While electric cars may seem the latest fad, with Tesla, Inc. (TSLA) and Elon Musk, the new Thomas Edison infused with Jules Verne's tales, these vehicles are pretty much "coal cars" since 30% of the U.S. electricity generation is powered by dirty, pollutant thermal coal.
While the U.S. is in the slow process to phase out of coal-fired power generation, it will still be some years before that coal-fired electricity supply can be replaced by cleaner fuels, such as natural gas. The U.S. is still the second largest consumer of coal after China.
The Race of Electricity vs. Natural Gas-Powered Vehicles Is On
For those already long Tesla shares, we recommend hedging exposure with long positions in Clean Energy Fuels Corp. (CLNE) , a $575 million market-cap provider of compressed natural gas solutions (CNG) for the transportation industry. What we like about CLNE is its partnership with Total S.A. (TOT) , France's national oil company, to drive deployment of new natural gas heavy-duty trucks. TOT owns 25% of CLNE shares.
CLNE has also deployed technology for passenger vehicles, primarily fleet services in airport stations. We believe it is just a matter of time until conventional car manufacturers adopt or partner with CNLE to deploy its technology to upgrade their engines to run on natural gas.
Just a few weeks ago, CLNE launched its Zero Now Financing program, which makes the cost of leasing or purchasing a new natural gas heavy-duty truck equipped with natural gas, equal to the price or even lower than that of a truck equipped with a diesel engine. This is a major milestone for the trucking market since the fuel supply infrastructure is being built by CLNE (compared to the dreams of Musk's electric truck, Semi).
In the Permian in West Texas and New Mexico, where pipelines filled to capacity threaten to curtail further drilling for both crude oil and its byproduct, natural gas, CNG and small-scale LNG transportation and power generation is a break-through solution.
Using Natural Gas to Power Drills, Newest Push to Ease Permian Bottlenecks
The most recent technological trend in the industry is driving producers to liquefy natural gas into a truck (called "micro LNG"), which may help the Permian Basin deal with its growing gas excess. Trucking it lets producers power their drilling operations with cheap, abundant and accessible natural gas, which could save as much as 30% in costs versus diesel. Another bullish signal for CLNE.

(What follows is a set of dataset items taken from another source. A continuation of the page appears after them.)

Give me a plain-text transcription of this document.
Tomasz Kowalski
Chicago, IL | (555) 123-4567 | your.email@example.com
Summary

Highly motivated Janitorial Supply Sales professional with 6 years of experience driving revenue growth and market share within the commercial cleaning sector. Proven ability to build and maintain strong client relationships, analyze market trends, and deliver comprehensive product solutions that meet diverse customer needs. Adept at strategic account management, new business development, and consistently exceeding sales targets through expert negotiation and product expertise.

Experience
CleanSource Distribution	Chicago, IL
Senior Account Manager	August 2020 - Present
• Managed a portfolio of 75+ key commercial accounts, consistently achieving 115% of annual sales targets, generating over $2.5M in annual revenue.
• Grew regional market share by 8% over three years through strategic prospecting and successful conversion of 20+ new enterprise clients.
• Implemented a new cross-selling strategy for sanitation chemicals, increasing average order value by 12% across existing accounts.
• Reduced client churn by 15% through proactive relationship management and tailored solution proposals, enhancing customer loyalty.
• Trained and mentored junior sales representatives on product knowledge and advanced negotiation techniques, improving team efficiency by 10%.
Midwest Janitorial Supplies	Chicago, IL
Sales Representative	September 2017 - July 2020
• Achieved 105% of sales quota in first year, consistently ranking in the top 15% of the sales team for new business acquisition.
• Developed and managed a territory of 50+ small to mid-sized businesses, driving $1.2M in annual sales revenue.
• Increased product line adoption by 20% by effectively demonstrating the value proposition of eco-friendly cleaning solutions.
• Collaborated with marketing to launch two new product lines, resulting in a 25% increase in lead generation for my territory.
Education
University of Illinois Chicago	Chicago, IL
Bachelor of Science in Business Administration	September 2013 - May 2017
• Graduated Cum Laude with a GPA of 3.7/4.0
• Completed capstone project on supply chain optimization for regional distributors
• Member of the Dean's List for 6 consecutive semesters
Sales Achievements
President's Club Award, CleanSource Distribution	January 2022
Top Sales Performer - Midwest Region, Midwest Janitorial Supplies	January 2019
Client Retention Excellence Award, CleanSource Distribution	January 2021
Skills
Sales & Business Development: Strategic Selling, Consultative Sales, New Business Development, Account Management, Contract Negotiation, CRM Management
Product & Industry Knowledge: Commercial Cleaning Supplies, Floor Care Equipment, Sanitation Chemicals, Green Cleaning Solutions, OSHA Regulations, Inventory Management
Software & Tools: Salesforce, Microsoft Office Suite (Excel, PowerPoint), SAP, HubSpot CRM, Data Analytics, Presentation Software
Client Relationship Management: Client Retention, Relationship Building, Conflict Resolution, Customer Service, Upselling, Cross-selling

Large LNG players such as Siemens AG (SIEGY) and Baker Hughes (BHGE) are in discussions with producers to build multiple small LNG production plants in major U.S. shale basins, seeking to create a new outlet for natural gas production at a time when producers are urging regulators to let them burn it off into the air.
Most recently, BHGE entered in discussions with Snam S.p.A, an Italian natural gas transmission system operator, to develop micro-liquefaction infrastructure to boost heavy-duty trucks and maritime transportation in Italy. On its part, Siemens's Dresser-Rand business recently commissioned an LNG micro-scale natural gas liquefaction system for Altagas Ltd. (ATGFF) in Dawson Creek, British Columbia, Canada. The modular technology is designed to enable efficient installation in demanding environments.As natural gas becomes more abundant as a consequence of oil production in the Permian Basin and other major Basins, gas prices will remain low until enough infrastructure is built to reduce the spread between global LNG prices and U.S. prices.